現場と経営者の間を情報がいったりきたりしているうちに、最も貴重な資本である「時間」を浪費してしまいます。また、そもそもお客様の志向が多様性を増し、さまざまなビジネスの在り方が存在する今、すべてを経営者が知り、判断していくことは、人間の能力の限界を超えてしまいます。

現場の担当者がリーダーであり、そして、経営者に上がれば上がるほど、実はフォロワーシップを発揮するという視点で、現場に上手に権限委譲していくことがポイントです。

リーダーシップの在り方については、こちらの1冊「【みんなリーダーになれる!?】リーダーシップの旅~見えないものを見る~|野田智義,金井壽宏」も副読本として非常に興味深い視点を提供してくれます。おすすめです。

人の役割がプロセスの実行から構造管理と変革へとシフトする

ここまでのことをまとめると、AI時代の人の役割が見えてきます。定型化された業務を遂行するのは、AIやシステムに任せれば、OKです。むしろそのほうが、効率がよくなります。

一方で、余剰資源としての人の時間が確保できたら、それをイノベーティブで創造性を必要とする業務にあたってもらうことが、アジリティ向上のためには欠かせません。

人の役割が変わった今、業務全体プロセスを見直しながら、どうしたらビジネスアジリティが向上するカルチャーが醸成できるのか、あるいは、組織構造が再設計できるのか、検討をしてみたいものです。

下記の言葉は2019年の秋ロンドンで行われたビジネスアジリティのカンファレンスにおいて、著者・山本政樹さんが聞いたプレゼンテーターの一人の言葉です。この方は、自分自身で給与の自己決定を適用し、自らリーダーシップを発揮し、自立型の組織構築を推進していると言います。

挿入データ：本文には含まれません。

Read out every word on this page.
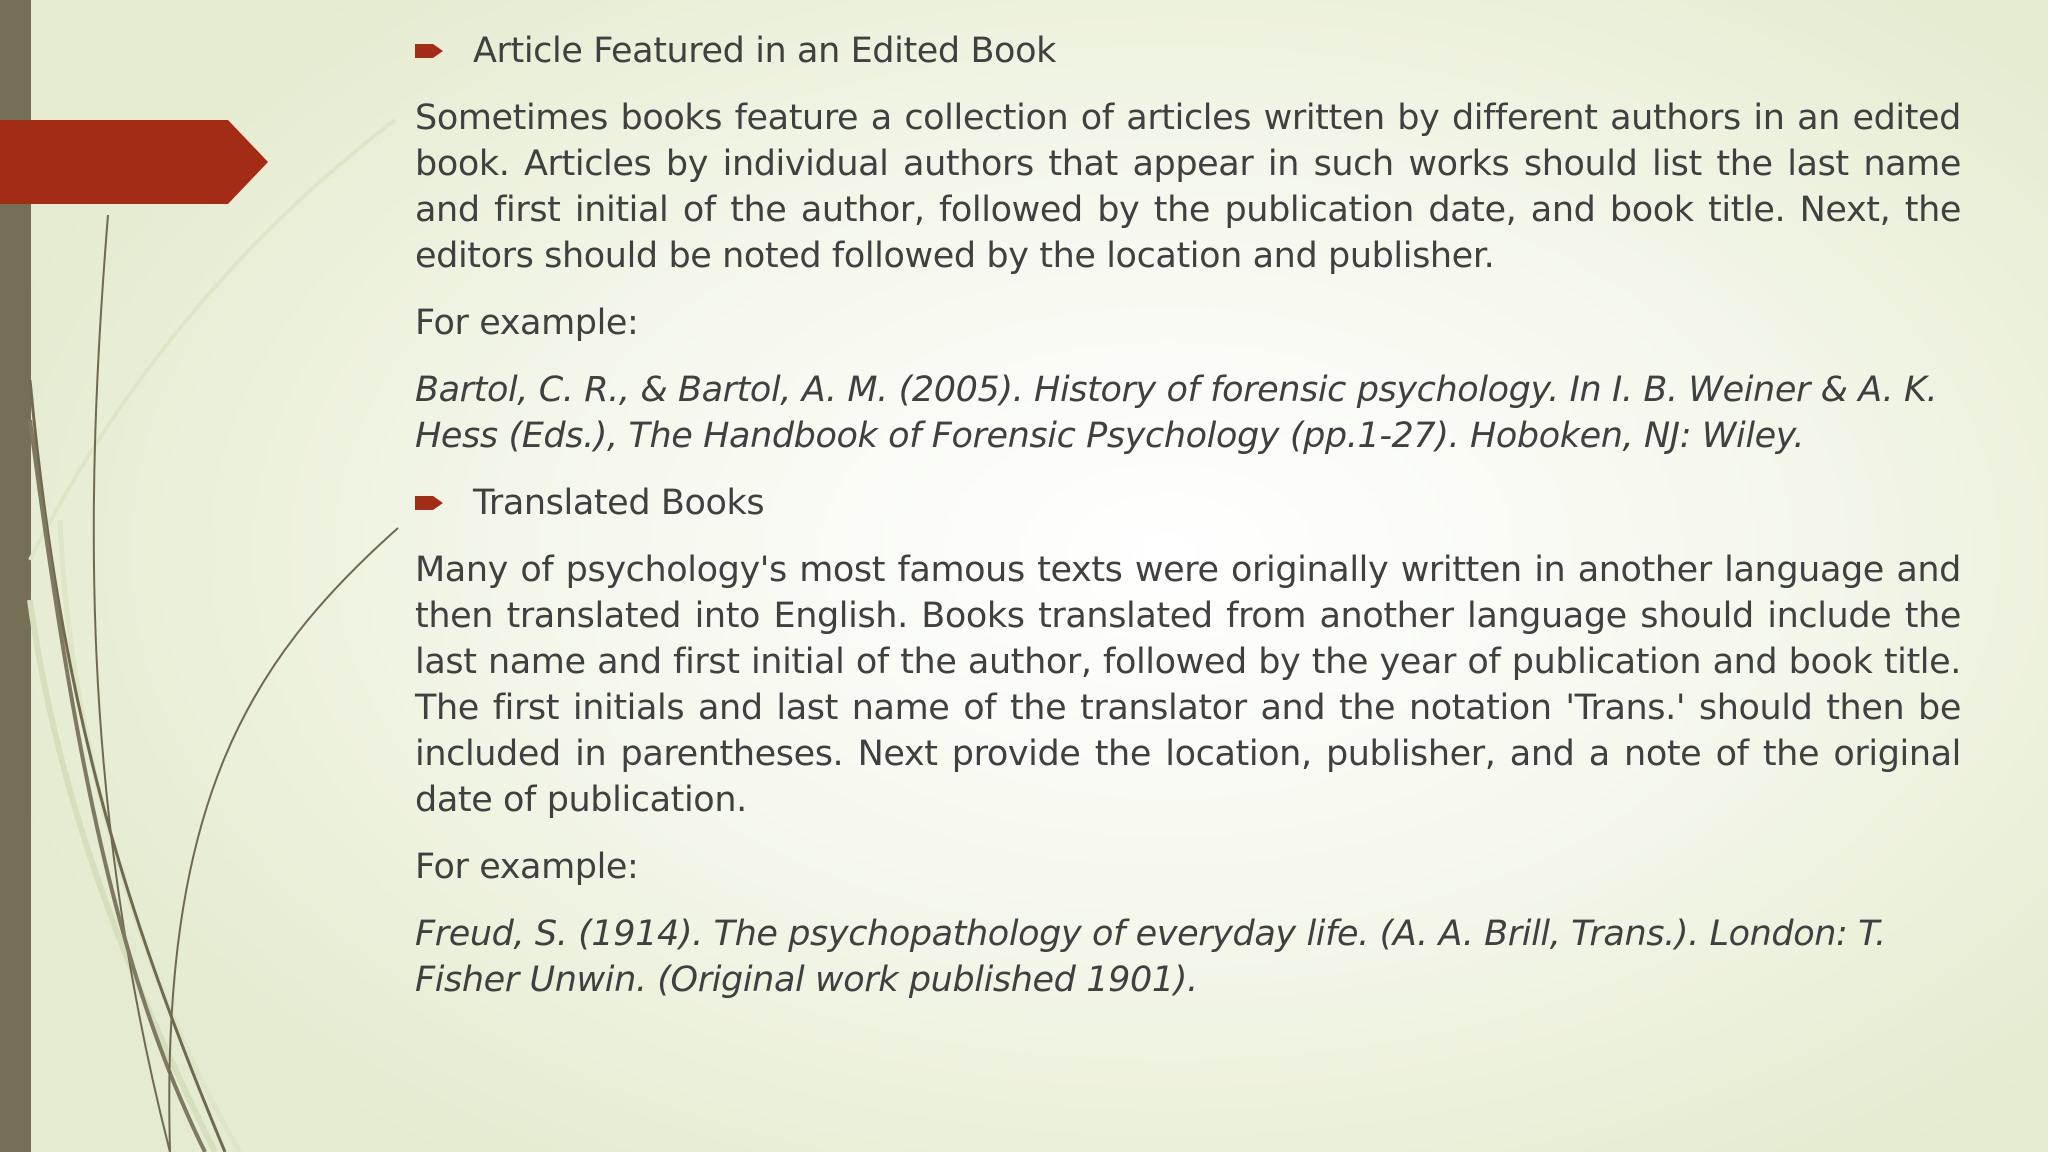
Article Featured in an Edited Book
Sometimes books feature a collection of articles written by different authors in an edited book. Articles by individual authors that appear in such works should list the last name and first initial of the author, followed by the publication date, and book title. Next, the editors should be noted followed by the location and publisher.
For example:
Bartol, C. R., & Bartol, A. M. (2005). History of forensic psychology. In I. B. Weiner & A. K. Hess (Eds.), The Handbook of Forensic Psychology (pp.1-27). Hoboken, NJ: Wiley.
Translated Books
Many of psychology's most famous texts were originally written in another language and then translated into English. Books translated from another language should include the last name and first initial of the author, followed by the year of publication and book title. The first initials and last name of the translator and the notation 'Trans.' should then be included in parentheses. Next provide the location, publisher, and a note of the original date of publication.
For example:
Freud, S. (1914). The psychopathology of everyday life. (A. A. Brill, Trans.). London: T. Fisher Unwin. (Original work published 1901).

  • 自由と自立はストレスが高く、強いプレッシャーを感じてしまう。
  • 自分自身の価値(給与)を自分で決めることとは最も難しいことの一つである。
  • しかし、そのような試行錯誤こそが自分をリーダーに変革してくれた。

自らのリーダーシップをいかにとることが重要であるかを、問いてくれている言葉だと私も感じました。これからの時代の組織を考えるとき、それは同時にそこに所属する、あるいは関係性を持つ、ひとりひとりが自らがどう生きるかを問うことに、密接につながってくることを知ります。

まとめ

  • ビジネスアジリティとは?――変化の時代、自らをトランジションし、生き残り続ける仕組みです。
  • ラリーカーは、アジリティが高い?――どんな環境も走破し続ける特徴を備えます。
  • アジリティを高めるための3つの原則とは?――トライアンドエラー、協働、自律です。